Entrepreneur malien multifacettes, “développeur de solutions” pour concrétiser des projets, actif dans dix-huit pays africains, Samba Bathily, PDG du Groupe ADS (Africa Development Solutions), était l’invité vedette du panel consacré aux “infrastructures de transport et logistique multimodale” lors du Forum Ambition Africa 2019, organisé par Business France à Paris-Bercy, les 30 et 31 octobre. Entretien express, entre deux avions…
Arrivé de l’Arabie saoudite, vous repartez aussitôt pour Conakry, en Guinée, où la situation politique paraît actuellement compliquée…
C’est exact. Et je serai après-demain à Bamako, puis le lendemain au Sénégal et le surlendemain en Côte d’Ivoire. En Guinée-Conakry, nous, nous apportons des solutions au pays, mais on ne s’implique pas dans la politique. On est plutôt business. Chaque pays a ses réalités, mais on ne s’ingère pas dans les affaires internes du pays, on fait des affaires.
En Guinée, je travaille dans les infrastructures comme ADS (Africa Development Solutions) le fait aujourd’hui dans dix-huit pays africains. Pour nous, le continent, c’est notre aire de jeu : on a tout de suite compris qu’un seul pays ne suffit pas pour notre expansion, car nos pays sont des micro-Etats. Il faut donc que l’on sorte de ces micro-Etats.
Les besoins annuels en investissements pour les infrastructures nécessaires au continent sont estimés à plus de 170 milliards de dollars. Or, on en est à peu près à 80 milliards. Comment fait-on pour combler ce gap ?

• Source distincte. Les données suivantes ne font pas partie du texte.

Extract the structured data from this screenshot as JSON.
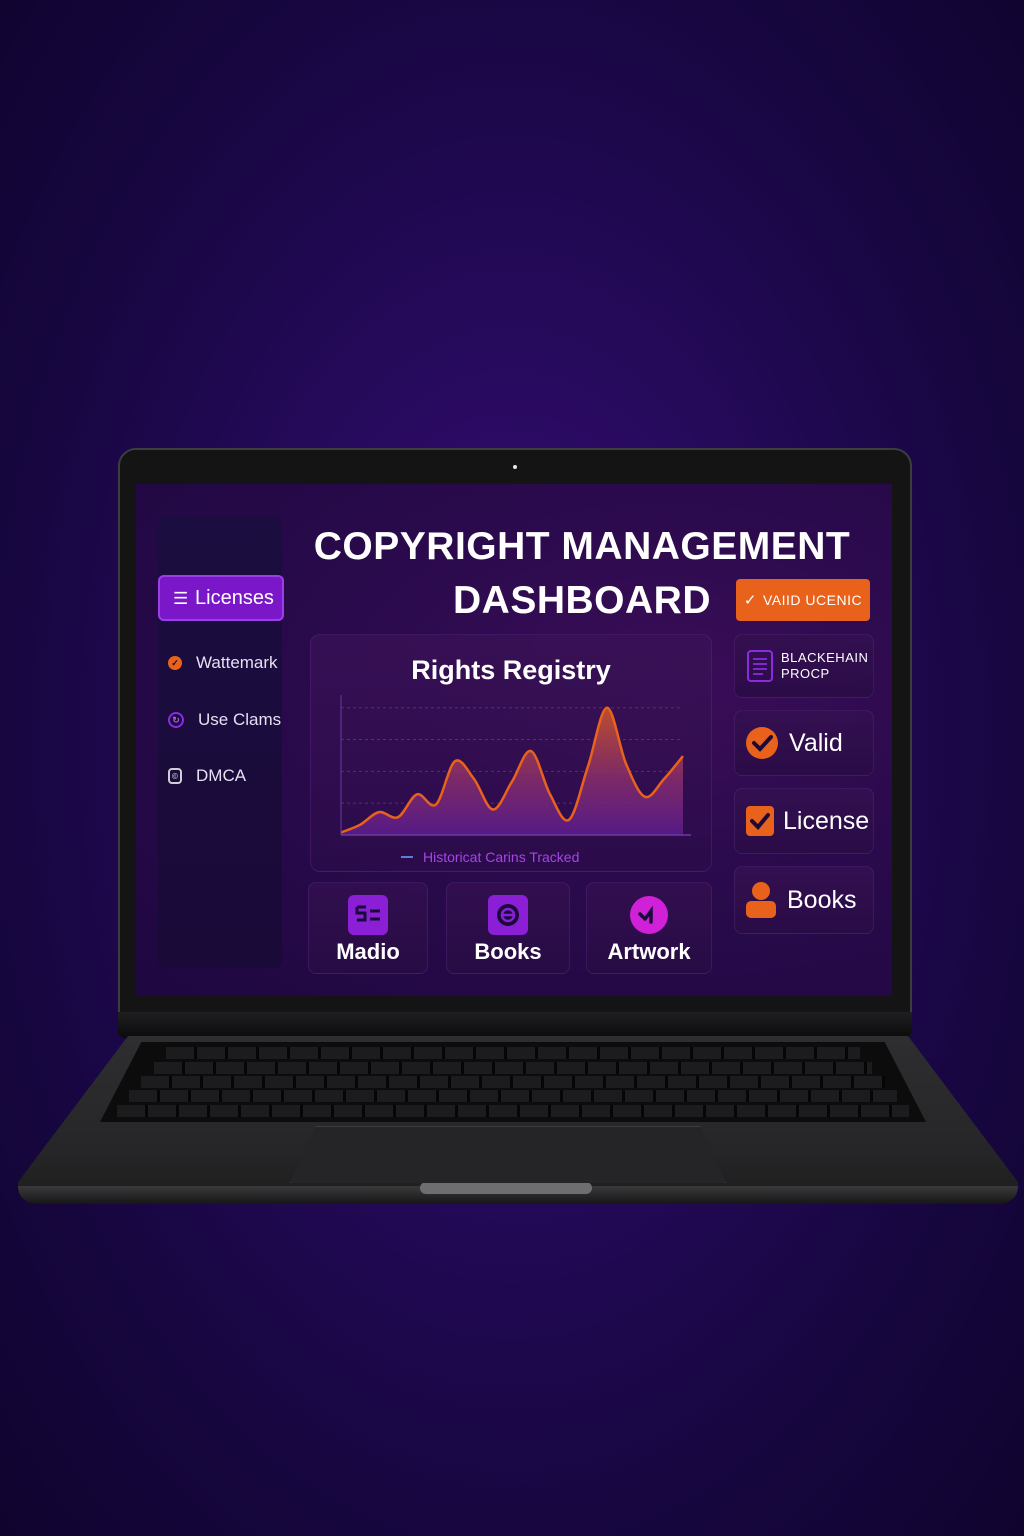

Je pense qu’il faut d’abord que les Africains se mettent ensemble, car jusqu’à présent on ne mutualise pas les infrastructures. Ce qui fait que leurs réalisations sont beaucoup trop chères.
Je vous donne un exemple : dans n’importe lequel de nos pays, quand le ministre des Travaux publics fait construire des routes, on n’implique pas le ministère des Télécoms qui pourrait en profiter pour tirer de la fibre, ni celui de l’Energie qui pourrait tirer des lignes électriques…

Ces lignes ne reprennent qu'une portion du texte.